Zur Rede vom „modernen Menschen“ und dessen besonderer Verfasstheit, wie Striet sie im Namen seiner Reformagenda beschwört, hat übrigens der zu Unrecht in Vergessenheit geratene katholische Philosoph und engagierte Streiter gegen den Nationalsozialismus, Dietrich von Hildebrand, schon alles gesagt. Der „Mythos vom modernen Menschen“ ist eine Erfindung der Soziologen: „Solange man nur die ungeheure Veränderung in den äußeren Lebensverhältnissen meint, die durch die enorme Entwicklung der Technik herbeigeführt ist, weist man auf eine unbezweifelbare Tatsache hin. Aber welchen Einfluß diese äußere Veränderung auf den Menschen, auf sein Wesen, auf die Quellen seines Glückes hat, auf den Sinn seines Lebens, auf die metaphysische Situation des Menschen, ist damit in keiner Weise gezeigt. Und doch würde nur eine Änderung des Menschen in dieser Hinsicht in irgendeinem Zusammenhang stehen mit seiner Fähigkeit, die Sprache, in der durch Jahrtausende die Kirche der Menschheit die Botschaft Christi verkündet hat, zu verstehen. Eine bescheidene Kenntnis der Geschichte und ein vorurteilsloser Blick auf sie müssen jeden überzeugen, daß der moderne Mensch, der sich von den Menschen aller früheren Epochen radikal unterscheidet, eine reine Erfindung oder besser ein typischer Mythos ist.“
Wenn Magnus Striet dagegen von der conditio humana spricht, deren „konstitutive Ungewissheit die katholische Kirche versäumt anzuerkennen“ zugunsten einer „Einheitsrhetorik“, der sie huldige [Guck mal, wer da spricht!], welche wiederum um den Preis einer „gewaltigen Komplexitätsreduktion erkauft“ sei, dann tritt zu Tage, dass es sich bei seiner Rede von der Moderne und dem modernen Menschen um einen reinen Soziologismus handelt, den er nach Gusto polemisch einsetzt, um die Gebetsmühle der Reformagenda am Laufen zu halten. Denn es geht nicht darum, die konstitutive Ungewissheit des Menschen anzuerkennen, sondern ihm Heilung und Stütze zu bieten - man nennt es bei uns auch Seelsorge, Herr Professor - wenn er sich in Situationen der Grenzerfahrung und der existentiellen Unsicherheit wiederfindet. Das Phänomen dürfte auch Striet bekannt sein: Nach Katastrophen und erschütternden Unglücksfällen wie dem Amoklauf von Winnenden 2009 oder der Tragödie bei der Love Parade 2010 in Duisburg pflegen die Kirchen beiderlei Konfessionen voll zu sein.
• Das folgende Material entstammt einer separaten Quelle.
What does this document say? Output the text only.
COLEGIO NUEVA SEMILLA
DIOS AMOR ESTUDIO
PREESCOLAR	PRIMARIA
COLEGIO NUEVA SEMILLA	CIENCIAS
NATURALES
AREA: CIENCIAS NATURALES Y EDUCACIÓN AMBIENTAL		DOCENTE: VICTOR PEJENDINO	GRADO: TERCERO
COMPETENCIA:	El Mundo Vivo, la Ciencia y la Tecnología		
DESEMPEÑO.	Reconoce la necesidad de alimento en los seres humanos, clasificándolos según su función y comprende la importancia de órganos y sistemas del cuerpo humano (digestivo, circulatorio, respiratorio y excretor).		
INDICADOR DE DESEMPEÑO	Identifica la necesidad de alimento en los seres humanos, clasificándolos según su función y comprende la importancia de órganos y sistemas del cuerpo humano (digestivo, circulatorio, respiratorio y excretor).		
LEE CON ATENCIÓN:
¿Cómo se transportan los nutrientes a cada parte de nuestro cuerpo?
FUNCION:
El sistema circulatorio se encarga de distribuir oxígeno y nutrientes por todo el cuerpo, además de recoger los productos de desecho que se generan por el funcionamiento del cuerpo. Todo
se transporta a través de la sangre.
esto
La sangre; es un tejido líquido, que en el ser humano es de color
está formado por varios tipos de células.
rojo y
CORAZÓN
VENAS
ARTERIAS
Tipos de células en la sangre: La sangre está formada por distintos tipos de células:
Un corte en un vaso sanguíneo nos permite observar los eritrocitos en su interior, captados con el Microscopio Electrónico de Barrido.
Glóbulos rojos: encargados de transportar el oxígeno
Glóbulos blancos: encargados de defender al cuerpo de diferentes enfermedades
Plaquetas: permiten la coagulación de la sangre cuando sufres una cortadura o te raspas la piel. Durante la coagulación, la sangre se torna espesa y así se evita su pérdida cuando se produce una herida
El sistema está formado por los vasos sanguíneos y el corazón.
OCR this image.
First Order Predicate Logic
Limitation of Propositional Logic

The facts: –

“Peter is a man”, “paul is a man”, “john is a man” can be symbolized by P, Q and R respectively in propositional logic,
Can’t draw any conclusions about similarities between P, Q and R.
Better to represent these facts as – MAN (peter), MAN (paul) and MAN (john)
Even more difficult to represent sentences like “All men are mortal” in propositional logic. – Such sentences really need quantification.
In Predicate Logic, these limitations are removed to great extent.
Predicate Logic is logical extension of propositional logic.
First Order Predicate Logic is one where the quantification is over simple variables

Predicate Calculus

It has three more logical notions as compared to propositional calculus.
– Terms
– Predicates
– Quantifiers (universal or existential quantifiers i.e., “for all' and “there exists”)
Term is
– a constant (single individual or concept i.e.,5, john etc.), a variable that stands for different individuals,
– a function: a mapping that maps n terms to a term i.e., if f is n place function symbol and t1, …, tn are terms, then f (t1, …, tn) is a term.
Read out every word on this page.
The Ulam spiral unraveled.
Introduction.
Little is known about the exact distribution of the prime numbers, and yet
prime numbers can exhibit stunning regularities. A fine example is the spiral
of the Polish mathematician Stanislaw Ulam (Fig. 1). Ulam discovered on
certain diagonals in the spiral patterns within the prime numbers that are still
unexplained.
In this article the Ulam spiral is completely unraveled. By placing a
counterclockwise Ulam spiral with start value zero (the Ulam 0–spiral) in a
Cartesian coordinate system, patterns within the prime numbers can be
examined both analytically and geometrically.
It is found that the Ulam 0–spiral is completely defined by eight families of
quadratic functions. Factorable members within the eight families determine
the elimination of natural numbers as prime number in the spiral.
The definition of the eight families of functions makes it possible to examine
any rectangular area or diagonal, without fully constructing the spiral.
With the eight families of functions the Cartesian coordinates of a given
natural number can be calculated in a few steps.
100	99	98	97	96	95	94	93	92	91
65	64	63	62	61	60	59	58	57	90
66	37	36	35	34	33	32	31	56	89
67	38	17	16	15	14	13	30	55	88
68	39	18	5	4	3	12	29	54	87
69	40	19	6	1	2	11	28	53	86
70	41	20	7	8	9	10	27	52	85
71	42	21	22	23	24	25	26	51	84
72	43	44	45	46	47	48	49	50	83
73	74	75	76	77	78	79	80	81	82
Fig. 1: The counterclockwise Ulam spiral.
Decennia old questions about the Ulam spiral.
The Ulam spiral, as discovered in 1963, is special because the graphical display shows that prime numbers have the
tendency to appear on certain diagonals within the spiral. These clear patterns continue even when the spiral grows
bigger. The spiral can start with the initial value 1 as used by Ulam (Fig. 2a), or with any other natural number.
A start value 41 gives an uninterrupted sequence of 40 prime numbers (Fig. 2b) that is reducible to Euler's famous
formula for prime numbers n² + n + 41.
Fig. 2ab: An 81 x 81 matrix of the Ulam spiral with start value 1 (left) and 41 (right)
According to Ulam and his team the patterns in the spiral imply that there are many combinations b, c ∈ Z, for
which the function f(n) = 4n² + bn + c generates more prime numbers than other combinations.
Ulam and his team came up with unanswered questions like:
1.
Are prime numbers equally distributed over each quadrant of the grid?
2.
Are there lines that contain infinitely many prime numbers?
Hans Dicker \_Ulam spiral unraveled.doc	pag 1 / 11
Diese sind eben dann auch n i c h t der Ort, an dem die Gottesfrage gestellt wird, sondern der Ort, an dem man sich Trost, Beistand und Hilfe in einer metaphysischen Grenzerfahrung erhofft.
Ein solcher Mensch, traumatisiert und hilflos, stolpert also in eine katholische Kirche, bleibt stehen oder sinkt nieder in die Knie vor dem Ewigen Licht an unserem Tabernakel, ein Priester kommt herbei und bietet ein geistliches Gespräch an, da fragt der Verzweifelte nach Gott. Wenn er Glück hat, gerät er dann nicht an Magnus Striet, sondern an einen kompetenten Seelsorger, der ihm nahe bringen kann, warum dieses rote, immerwährende Licht vor unseren Tabernakeln brennt: Weil hier der "Ich-Bin-Da!" gegenwärtig ist, und eben nicht der "Ist Er da - oder vielleicht auch nicht?!"